Lopez: So I know one of the things that came up early on when we were doing this, working with the proposal even back when we were doing it as a prospective proposal, there were people that suggested that we should actually do DNA testing on everybody that was included because the whole concept of race especially in this day and age is quite inexact. But somebody did suggest that to really do this in a scientific way, we should be looking at genes and chromosomes to understand what the differences are and obviously that is an impossibly expensive thing to do for this type of study and this number of patients, but I think we all should just recognize that any evaluation and any study that wants to account for race can never be pure and probably never completely a hundred percent correct and predictive.
There is another thing that I remember in terms of one of the lessons we learned.
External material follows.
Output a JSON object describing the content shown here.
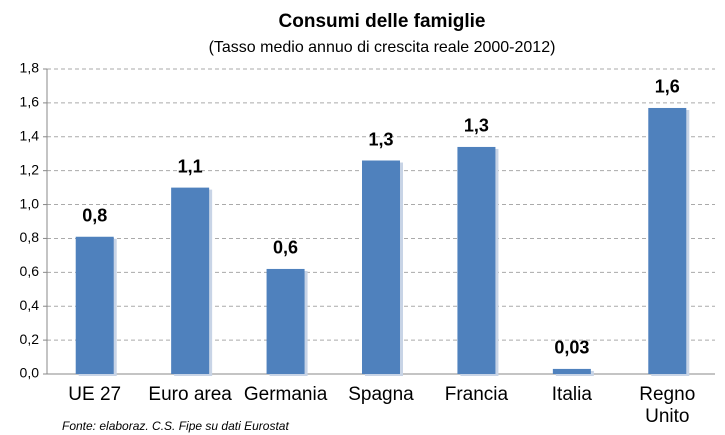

There are a lot of guidelines coming out right now for pediatric imaging and this was not true 10-15 years ago. We have been pretty active in the pediatric echo communities about creating these guidelines including appropriate use criteria, imaging quality metrics, and on all sorts of fronts. But I think one of the things that we learned here that continues to be a recurring theme, is that publishing guidelines do not necessarily translate to changes in practice. Maybe over years and years it does, but often a lot of those guidelines have evolved by the time practice changes. But we definitely saw that here in terms of the quantification guidelines and that even in very reputable, very excellent echo labs across the country, there was so much deviation from the guidelines in their general practice.
Finally, is there anything you want to emphasize for future investigators putting together echo based research collaborative projects?
Truong: I suspect there are going to be lessons learned from every multicenter study that we do and, as we have talked about, I do not think there is one simple solution to have the perfect project where will be nothing to learn from. I think there are going to be potential issues that arise with every study whether it is retrospective, whether it is prospective, but hopefully with publications like this, some of those can be minimized to the best of our abilities and hopefully these things are not surprises in the future and there are other secondary plans in place if they arise.
Lopez: Yes, I think that one of the things that is sort of a limitation that we did not address in this paper but would be useful for people is the limitation with left ventricular functional parameters and we did publish a paper subsequent to this on the issues with ejection fraction and shortening fraction. And I think that that to me was probably one of the most important lessons we learned. We addressed it in another paper because we really had to sort of go above and beyond what we did with the original project to understand the problems. But I would encourage people to look at that paper so that they can understand the limitations associated with those particular parameters. (Frommelt, Peter C., et al. "Challenges With Left Ventricular Functional Parameters: The Pediatric Heart Network Normal Echocardiogram Database." Journal of the American Society of Echocardiography 32.10 (2019): 1331-1338.